She looked at me, her eyes round with inquiry, and a faint smile of uncertainty on her lips.
“Let me confess that your elucidation helps me but little.”
“Ponder it, Madonna,” I urged her. “Substitute Giovanni Sforza for Belshazzar, Cesare Borgia for King Darius, and you have the key to my parable.”
“But is it indeed so? Does danger threaten Pesaro from that quarter?”
“Aye, does it,” I answered, almost impatiently. “The tide of war is surging up, and presently will whelm us utterly. Yet here sits the Lord Giovanni making merry with balls and masques and burle and banquets, wholly unprepared, wholly unconscious of his peril. There may be no hand to write a warning on his walls—or else, as in the case of Babylon, the hand will write when it is too late to avert the evil—yet there are not wanting other signs for those that have the wit to read them; nor is a wondrous penetration needed.”
“And you think then—” she began.
“I think that if you are obdurate with him, he and your brother may hurry you by force into this union. But if you temporise with half-promises, with suggestions that before Christmas you may grow reconciled to his wishes, he will be patient.”

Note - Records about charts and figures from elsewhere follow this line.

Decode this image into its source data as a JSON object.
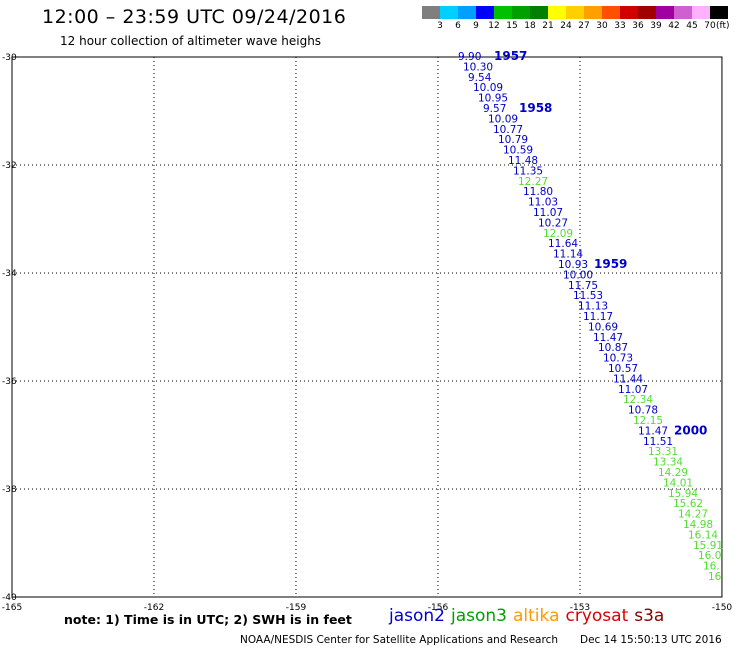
{
  "header": {
    "title": "12:00 – 23:59 UTC 09/24/2016",
    "subtitle": "12 hour collection of altimeter wave heighs"
  },
  "color_scale": {
    "labels": [
      "3",
      "6",
      "9",
      "12",
      "15",
      "18",
      "21",
      "24",
      "27",
      "30",
      "33",
      "36",
      "39",
      "42",
      "45",
      "70"
    ],
    "unit": "(ft)",
    "colors": [
      "#7f7f7f",
      "#00d0ff",
      "#00a0ff",
      "#0000ff",
      "#00c000",
      "#00a000",
      "#008000",
      "#ffff00",
      "#ffd000",
      "#ffa000",
      "#ff5000",
      "#d00000",
      "#a00000",
      "#a000a0",
      "#d060d0",
      "#ffb0ff",
      "#000000"
    ]
  },
  "map": {
    "lat_labels": [
      "-30",
      "-32",
      "-34",
      "-36",
      "-38",
      "-40"
    ],
    "lon_labels": [
      "-165",
      "-162",
      "-159",
      "-156",
      "-153",
      "-150"
    ],
    "lat_values": [
      -30,
      -32,
      -34,
      -36,
      -38,
      -40
    ],
    "lon_values": [
      -165,
      -162,
      -159,
      -156,
      -153,
      -150
    ],
    "time_labels": [
      "1957",
      "1958",
      "1959",
      "2000"
    ],
    "observations": [
      {
        "v": "9.90",
        "c": "blue"
      },
      {
        "v": "10.30",
        "c": "blue"
      },
      {
        "v": "9.54",
        "c": "blue"
      },
      {
        "v": "10.09",
        "c": "blue"
      },
      {
        "v": "10.95",
        "c": "blue"
      },
      {
        "v": "9.57",
        "c": "blue"
      },
      {
        "v": "10.09",
        "c": "blue"
      },
      {
        "v": "10.77",
        "c": "blue"
      },
      {
        "v": "10.79",
        "c": "blue"
      },
      {
        "v": "10.59",
        "c": "blue"
      },
      {
        "v": "11.48",
        "c": "blue"
      },
      {
        "v": "11.35",
        "c": "blue"
      },
      {
        "v": "12.27",
        "c": "green"
      },
      {
        "v": "11.80",
        "c": "blue"
      },
      {
        "v": "11.03",
        "c": "blue"
      },
      {
        "v": "11.07",
        "c": "blue"
      },
      {
        "v": "10.27",
        "c": "blue"
      },
      {
        "v": "12.09",
        "c": "green"
      },
      {
        "v": "11.64",
        "c": "blue"
      },
      {
        "v": "11.14",
        "c": "blue"
      },
      {
        "v": "10.93",
        "c": "blue"
      },
      {
        "v": "10.00",
        "c": "blue"
      },
      {
        "v": "11.75",
        "c": "blue"
      },
      {
        "v": "11.53",
        "c": "blue"
      },
      {
        "v": "11.13",
        "c": "blue"
      },
      {
        "v": "11.17",
        "c": "blue"
      },
      {
        "v": "10.69",
        "c": "blue"
      },
      {
        "v": "11.47",
        "c": "blue"
      },
      {
        "v": "10.87",
        "c": "blue"
      },
      {
        "v": "10.73",
        "c": "blue"
      },
      {
        "v": "10.57",
        "c": "blue"
      },
      {
        "v": "11.44",
        "c": "blue"
      },
      {
        "v": "11.07",
        "c": "blue"
      },
      {
        "v": "12.34",
        "c": "green"
      },
      {
        "v": "10.78",
        "c": "blue"
      },
      {
        "v": "12.15",
        "c": "green"
      },
      {
        "v": "11.47",
        "c": "blue"
      },
      {
        "v": "11.51",
        "c": "blue"
      },
      {
        "v": "13.31",
        "c": "green"
      },
      {
        "v": "13.34",
        "c": "green"
      },
      {
        "v": "14.29",
        "c": "green"
      },
      {
        "v": "14.01",
        "c": "green"
      },
      {
        "v": "15.94",
        "c": "green"
      },
      {
        "v": "15.62",
        "c": "green"
      },
      {
        "v": "14.27",
        "c": "green"
      },
      {
        "v": "14.98",
        "c": "green"
      },
      {
        "v": "16.14",
        "c": "green"
      },
      {
        "v": "15.91",
        "c": "green"
      },
      {
        "v": "16.0",
        "c": "green"
      },
      {
        "v": "16.",
        "c": "green"
      },
      {
        "v": "16",
        "c": "green"
      }
    ]
  },
  "footer": {
    "note": "note: 1) Time is in UTC; 2) SWH is in feet",
    "satellites": [
      {
        "name": "jason2",
        "color": "#0000cc"
      },
      {
        "name": "jason3",
        "color": "#00a000"
      },
      {
        "name": "altika",
        "color": "#ff9900"
      },
      {
        "name": "cryosat",
        "color": "#dd0000"
      },
      {
        "name": "s3a",
        "color": "#880000"
      }
    ],
    "credit": "NOAA/NESDIS Center for Satellite Applications and Research",
    "timestamp": "Dec 14 15:50:13 UTC 2016"
  }
}
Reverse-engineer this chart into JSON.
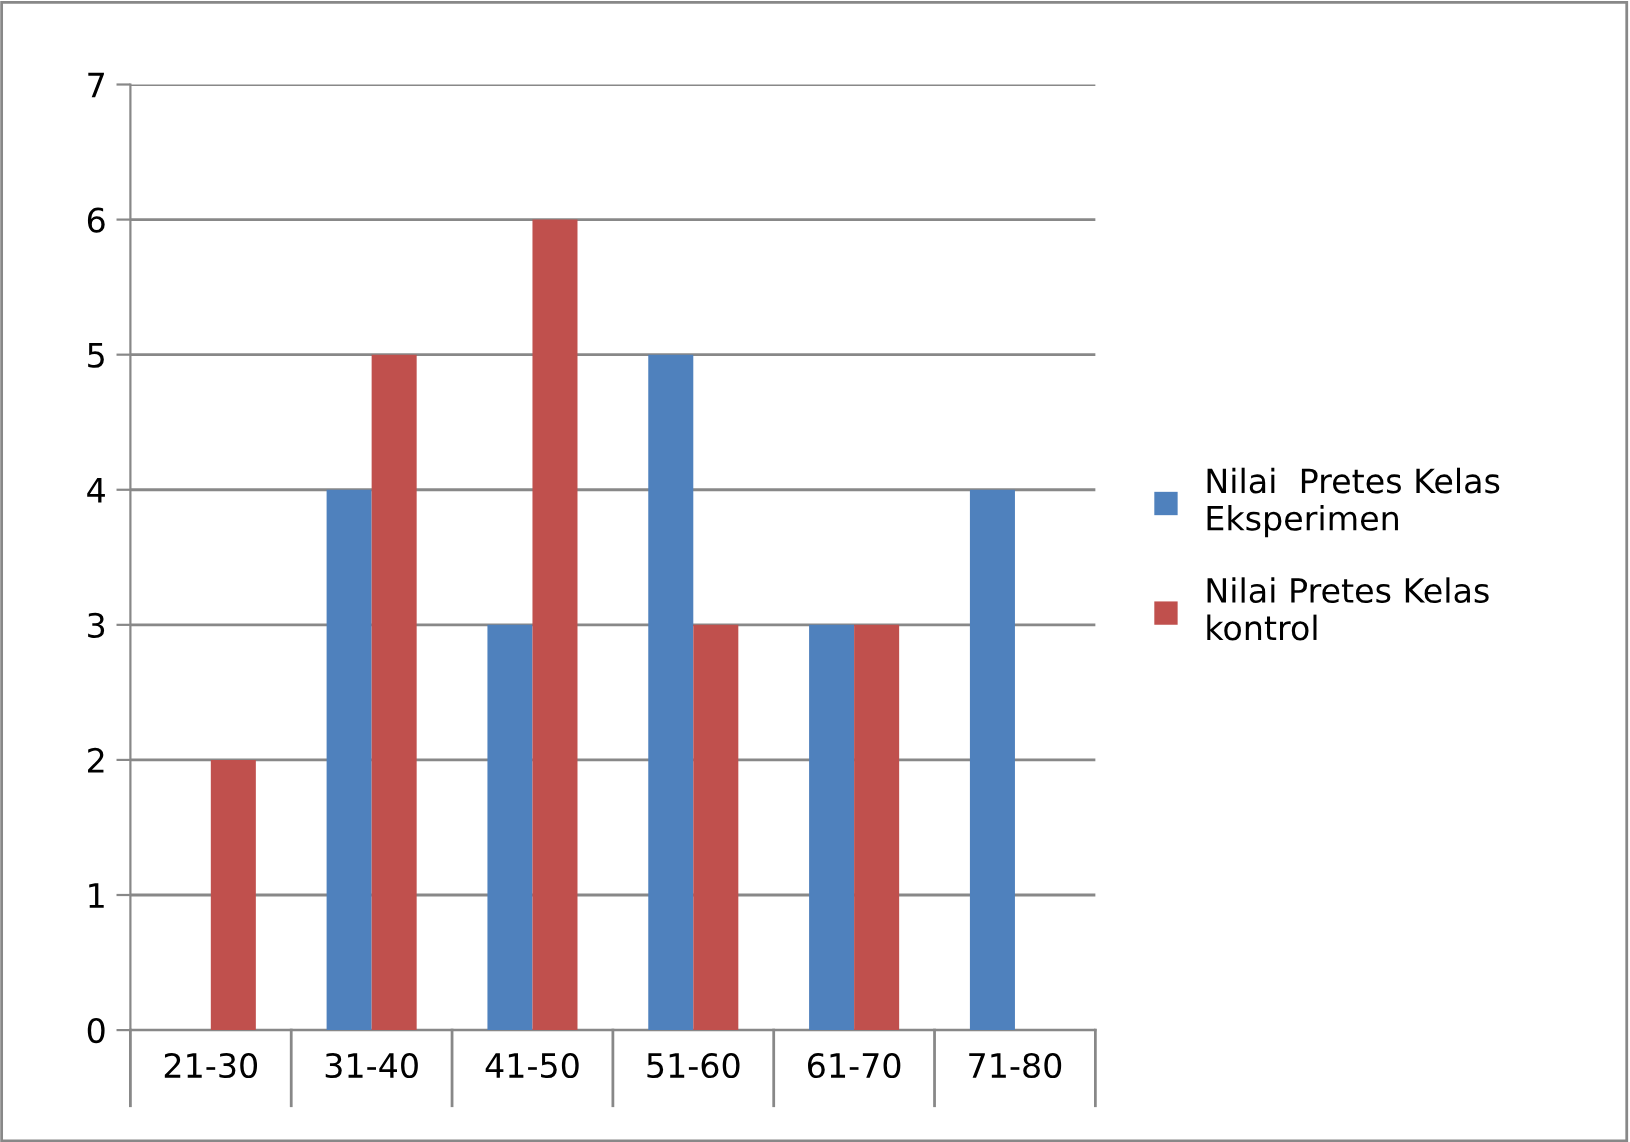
{
  "chart_data": {
    "type": "bar",
    "categories": [
      "21-30",
      "31-40",
      "41-50",
      "51-60",
      "61-70",
      "71-80"
    ],
    "series": [
      {
        "name": "Nilai  Pretes Kelas\nEksperimen",
        "color": "#4f81bd",
        "values": [
          0,
          4,
          3,
          5,
          3,
          4
        ]
      },
      {
        "name": "Nilai Pretes Kelas\nkontrol",
        "color": "#c0504d",
        "values": [
          2,
          5,
          6,
          3,
          3,
          0
        ]
      }
    ],
    "ylim": [
      0,
      7
    ],
    "yticks": [
      0,
      1,
      2,
      3,
      4,
      5,
      6,
      7
    ],
    "grid": "y",
    "legend": "right"
  }
}
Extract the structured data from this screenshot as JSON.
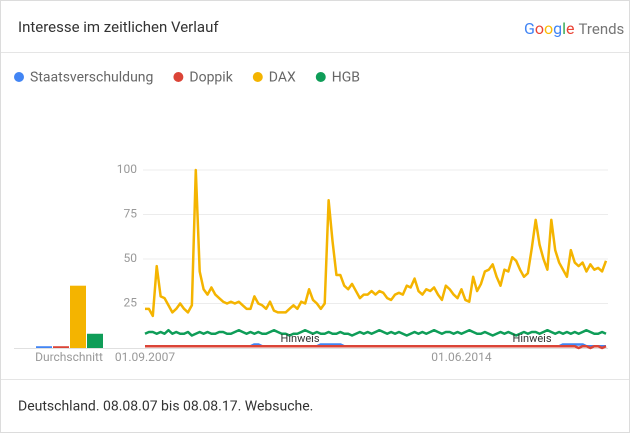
{
  "header": {
    "title": "Interesse im zeitlichen Verlauf",
    "brand": [
      "Google",
      "Trends"
    ]
  },
  "footer": "Deutschland. 08.08.07 bis 08.08.17. Websuche.",
  "chart_data": {
    "type": "line",
    "categories": [
      null,
      null,
      null,
      null,
      null,
      null,
      null,
      null,
      null,
      null,
      null,
      null,
      null,
      null,
      null,
      null,
      null,
      null,
      null,
      null,
      null,
      null,
      null,
      null,
      null,
      null,
      null,
      null,
      null,
      null,
      null,
      null,
      null,
      null,
      null,
      null,
      null,
      null,
      null,
      null,
      null,
      null,
      null,
      null,
      null,
      null,
      null,
      null,
      null,
      null,
      null,
      null,
      null,
      null,
      null,
      null,
      null,
      null,
      null,
      null,
      null,
      null,
      null,
      null,
      null,
      null,
      null,
      null,
      null,
      null,
      null,
      null,
      null,
      null,
      null,
      null,
      null,
      null,
      null,
      null,
      null,
      null,
      null,
      null,
      null,
      null,
      null,
      null,
      null,
      null,
      null,
      null,
      null,
      null,
      null,
      null,
      null,
      null,
      null,
      null,
      null,
      null,
      null,
      null,
      null,
      null,
      null,
      null,
      null,
      null,
      null,
      null,
      null,
      null,
      null,
      null,
      null,
      null,
      null
    ],
    "category_labels": [
      {
        "index": 0,
        "label": "01.09.2007"
      },
      {
        "index": 81,
        "label": "01.06.2014"
      }
    ],
    "ylim": [
      0,
      100
    ],
    "yticks": [
      25,
      50,
      75,
      100
    ],
    "grid": true,
    "annotations": [
      "Hinweis",
      "Hinweis"
    ],
    "average_label": "Durchschnitt",
    "series": [
      {
        "name": "Staatsverschuldung",
        "color": "#4285f4",
        "average": 1,
        "values": [
          1,
          1,
          1,
          1,
          1,
          1,
          1,
          1,
          1,
          1,
          1,
          1,
          1,
          1,
          1,
          1,
          1,
          1,
          1,
          1,
          1,
          1,
          1,
          1,
          1,
          1,
          1,
          1,
          2,
          2,
          1,
          1,
          1,
          1,
          1,
          1,
          1,
          1,
          1,
          1,
          1,
          1,
          1,
          1,
          1,
          2,
          2,
          2,
          2,
          2,
          2,
          1,
          1,
          1,
          1,
          1,
          1,
          1,
          1,
          1,
          1,
          1,
          1,
          1,
          1,
          1,
          1,
          1,
          1,
          1,
          1,
          1,
          1,
          1,
          1,
          1,
          1,
          1,
          1,
          1,
          1,
          1,
          1,
          1,
          1,
          1,
          1,
          1,
          1,
          1,
          1,
          1,
          1,
          1,
          1,
          1,
          1,
          1,
          1,
          1,
          1,
          1,
          1,
          1,
          1,
          1,
          1,
          2,
          2,
          2,
          2,
          2,
          2,
          1,
          1,
          1,
          1,
          1,
          1
        ]
      },
      {
        "name": "Doppik",
        "color": "#db4437",
        "average": 1,
        "values": [
          1,
          1,
          1,
          1,
          1,
          1,
          1,
          1,
          1,
          1,
          1,
          1,
          1,
          1,
          1,
          1,
          1,
          1,
          1,
          1,
          1,
          1,
          1,
          1,
          1,
          1,
          1,
          1,
          1,
          1,
          1,
          1,
          1,
          1,
          1,
          1,
          1,
          1,
          1,
          1,
          1,
          1,
          1,
          1,
          1,
          1,
          1,
          1,
          1,
          1,
          1,
          1,
          1,
          1,
          1,
          1,
          1,
          1,
          1,
          1,
          1,
          1,
          1,
          1,
          1,
          1,
          1,
          1,
          1,
          1,
          1,
          1,
          1,
          1,
          1,
          1,
          1,
          1,
          1,
          1,
          1,
          1,
          1,
          1,
          1,
          1,
          1,
          1,
          1,
          1,
          1,
          1,
          1,
          1,
          1,
          1,
          1,
          1,
          1,
          1,
          1,
          1,
          1,
          1,
          1,
          1,
          1,
          1,
          1,
          1,
          1,
          0,
          1,
          1,
          0,
          1,
          1,
          0,
          1
        ]
      },
      {
        "name": "DAX",
        "color": "#f4b400",
        "average": 35,
        "values": [
          22,
          22,
          18,
          46,
          29,
          28,
          24,
          20,
          22,
          25,
          22,
          20,
          24,
          100,
          43,
          33,
          30,
          34,
          30,
          28,
          26,
          25,
          26,
          25,
          26,
          24,
          22,
          22,
          29,
          25,
          24,
          22,
          26,
          21,
          20,
          20,
          20,
          22,
          24,
          22,
          26,
          25,
          33,
          27,
          25,
          22,
          25,
          83,
          60,
          41,
          41,
          35,
          33,
          36,
          32,
          28,
          30,
          30,
          32,
          30,
          32,
          31,
          28,
          27,
          30,
          31,
          30,
          35,
          34,
          39,
          32,
          30,
          33,
          32,
          34,
          30,
          27,
          35,
          33,
          30,
          28,
          33,
          27,
          26,
          40,
          32,
          36,
          43,
          44,
          47,
          40,
          35,
          44,
          43,
          51,
          49,
          44,
          40,
          42,
          56,
          72,
          58,
          50,
          44,
          72,
          55,
          48,
          44,
          40,
          55,
          48,
          46,
          48,
          43,
          47,
          44,
          45,
          43,
          49
        ]
      },
      {
        "name": "HGB",
        "color": "#0f9d58",
        "average": 8,
        "values": [
          8,
          9,
          9,
          8,
          9,
          8,
          10,
          8,
          9,
          8,
          8,
          9,
          7,
          8,
          9,
          8,
          9,
          8,
          8,
          9,
          9,
          8,
          8,
          9,
          10,
          9,
          8,
          9,
          8,
          9,
          8,
          8,
          9,
          10,
          9,
          8,
          8,
          7,
          8,
          8,
          9,
          10,
          9,
          8,
          9,
          8,
          8,
          9,
          8,
          8,
          9,
          8,
          8,
          7,
          8,
          9,
          8,
          9,
          8,
          9,
          10,
          9,
          8,
          9,
          8,
          9,
          8,
          7,
          8,
          9,
          8,
          9,
          8,
          9,
          10,
          9,
          8,
          9,
          9,
          8,
          9,
          8,
          9,
          10,
          9,
          8,
          8,
          9,
          8,
          7,
          8,
          9,
          8,
          9,
          8,
          7,
          8,
          9,
          8,
          9,
          9,
          8,
          9,
          10,
          9,
          8,
          9,
          8,
          9,
          8,
          9,
          8,
          9,
          10,
          9,
          8,
          8,
          9,
          8
        ]
      }
    ]
  }
}
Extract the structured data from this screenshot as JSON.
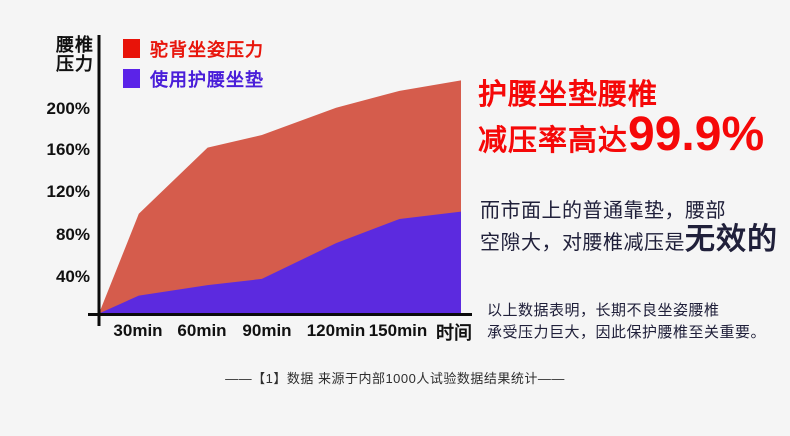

“But what if Christmas comes and finds us still in this position?”
“It will need a miracle for that; or, at least, the death of Cesare Borgia—an unlikely event, for they say he uses great precautions. Saving the miracle, and providing Cesare lives, I will give the Lord Giovanni’s reign in Pesaro at most two months.”
We had halted now, and were confronting each other in the descending gloom.
“Lazzaro, dear friend,” she cried, almost with gaiety, “I was wise to take counsel with you. You have planted in my heart a very vigorous growth of hope.”
We turned soon after, and started to retrace our steps, for she might be ill-advised to remain absent overlong.
I left her on the terrace in a very different spirit from that in which she had come to me, bearing with me her promise that she would act as I had advised her. No doubt I had taken a load from her gentle soul, and oddly enough I had taken, too, a load from mine.
Things fell out as I said they would in far as Giovanni Sforza and Filippo were concerned. Madonna’s seeming amenability to their wishes stayed their insistence, and they could but respect her wishes to let the betrothal be delayed yet a little while. And during the weeks that followed, it was I scarce know whether more pitiable or more amusing to see the efforts that Giovanni made to win her ardently desired affection.
Love has sharp eyes at times, and a dullard under the influence of the baby god will turn shrewd and exert rare wiles in the conduct of his wooing. Giovanni, by some intuition usually foreign to his dull nature, seemed to divine what manner of man would be Madonna Paola’s ideal, and strove to pass himself off as possessed of the attributes of that ideal, with an ardour that was pitiably comical. He became an actor by the side of whom those comedians that played impromptus for his delectation were the merest bunglers with the art. He gathered that Madonna Paola loved the poets and their stately diction, and so, to please her better, he became a poet for the season.